Case: Deutsche Bank Natl. Trust Co. v. Barnett, NY Slip Op 06995 (2d Dept. 2011).


Tomorrow’s issue: Default judgments.

October 12, 2011

Right to a jury trial.

Practice point: The deliberate joinder of claims for legal and equitable relief arising out of the same transaction amounts to a waiver of the right to demand a jury trial.

Student note: Once the right has been so lost, it will not be revived by any subsequent dismissal, settlement or withdrawal of the equitable claims.

Case: Bryant v. Broadcast Music, Inc., NY Slip 06991 (2d Dept. 2011).

Here is the decision.

Tomorrow’s issue: Foreclosure actions.

October 11, 2011

Piercing the corporate veil.

Practice point: A plaintiff must show that complete domination was exercised over a corporation with respect to the transaction attacked, and that such domination was used to commit a fraud or wrong against the plaintiff, resulting in plaintiff’s injury.

Student note:  The corporate veil will be pierced to achieve equity, even absent fraud, when a corporation has been so dominated by an individual or another corporation and its separate entity so ignored that it primarily transacts the dominator's business instead of its own and can be called the other's alter ego.

Case: Campone v. Pisciotta Servrs., Inc., NY Slip Op 06819 (2d Dept. 2011).
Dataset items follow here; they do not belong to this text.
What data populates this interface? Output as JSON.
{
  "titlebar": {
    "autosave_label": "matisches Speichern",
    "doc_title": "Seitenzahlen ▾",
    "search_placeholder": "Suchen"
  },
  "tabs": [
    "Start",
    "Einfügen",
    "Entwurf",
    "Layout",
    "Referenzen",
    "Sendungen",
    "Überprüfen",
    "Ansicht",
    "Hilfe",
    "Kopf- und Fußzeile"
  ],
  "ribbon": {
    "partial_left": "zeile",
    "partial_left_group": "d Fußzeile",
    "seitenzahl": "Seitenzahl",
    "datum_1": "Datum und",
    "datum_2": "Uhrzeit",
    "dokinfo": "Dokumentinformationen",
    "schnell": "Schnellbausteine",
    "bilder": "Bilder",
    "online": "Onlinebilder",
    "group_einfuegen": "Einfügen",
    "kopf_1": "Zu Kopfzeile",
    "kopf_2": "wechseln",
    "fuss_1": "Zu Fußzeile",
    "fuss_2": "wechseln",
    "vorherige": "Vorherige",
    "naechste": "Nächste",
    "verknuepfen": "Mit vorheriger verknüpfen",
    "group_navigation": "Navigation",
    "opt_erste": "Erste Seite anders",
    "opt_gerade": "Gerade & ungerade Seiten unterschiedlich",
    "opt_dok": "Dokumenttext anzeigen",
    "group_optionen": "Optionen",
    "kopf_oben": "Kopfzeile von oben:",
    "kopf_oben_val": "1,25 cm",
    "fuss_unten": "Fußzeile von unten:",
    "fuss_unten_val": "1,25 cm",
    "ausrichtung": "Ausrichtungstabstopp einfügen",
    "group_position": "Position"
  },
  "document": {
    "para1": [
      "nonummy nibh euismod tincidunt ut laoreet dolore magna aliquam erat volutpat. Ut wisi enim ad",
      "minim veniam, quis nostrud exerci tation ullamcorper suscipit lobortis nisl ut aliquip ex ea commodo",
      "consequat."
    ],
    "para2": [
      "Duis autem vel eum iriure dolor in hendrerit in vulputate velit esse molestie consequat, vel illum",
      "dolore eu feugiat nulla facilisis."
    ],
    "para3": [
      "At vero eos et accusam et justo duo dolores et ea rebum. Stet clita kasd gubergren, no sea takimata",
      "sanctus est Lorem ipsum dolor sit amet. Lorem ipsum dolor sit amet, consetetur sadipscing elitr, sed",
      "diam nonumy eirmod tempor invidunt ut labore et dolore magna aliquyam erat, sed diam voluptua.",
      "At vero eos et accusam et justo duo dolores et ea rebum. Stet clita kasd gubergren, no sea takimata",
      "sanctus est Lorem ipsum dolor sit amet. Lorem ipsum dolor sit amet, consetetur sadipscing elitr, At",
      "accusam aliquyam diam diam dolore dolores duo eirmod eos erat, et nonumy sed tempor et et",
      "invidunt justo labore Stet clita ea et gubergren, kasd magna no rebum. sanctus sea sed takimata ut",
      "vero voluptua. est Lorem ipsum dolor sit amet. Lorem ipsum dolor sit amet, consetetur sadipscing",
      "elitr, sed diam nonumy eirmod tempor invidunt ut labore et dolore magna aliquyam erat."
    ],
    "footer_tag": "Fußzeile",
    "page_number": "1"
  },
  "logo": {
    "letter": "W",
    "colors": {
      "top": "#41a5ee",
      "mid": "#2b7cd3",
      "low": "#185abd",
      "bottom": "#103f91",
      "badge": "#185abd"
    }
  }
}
Tomorrow’s issue: Right to a jury trial.

October 10, 2011

Court holiday.

The courts are closed today and so there is no post on NEW YORK LAW NOTES.

Tomorrow's issue: Piercing the corporate veil.

October 7, 2011

Declaratory judgments.

Practice point: On a motion to dismiss a declaratory judgment action prior to service of an answer, the only issue is whether a cause of action for declaratory relief is set forth, not whether the plaintiff is entitled to a favorable declaration.

Student note: A court may reach the merits of a properly pleaded cause of action for a declaratory judgment upon a motion to dismiss for failure to state a cause of action where no questions of fact are presented. The motion will be taken as one for a declaration in the defendant's favor.

Case: Tilcon v. Town of Poughkeepsie, NY Slip Op 06849 (2d Dept. 2011).

Here is the decision.

Tuesday’s issue:Piercing the corporate veil.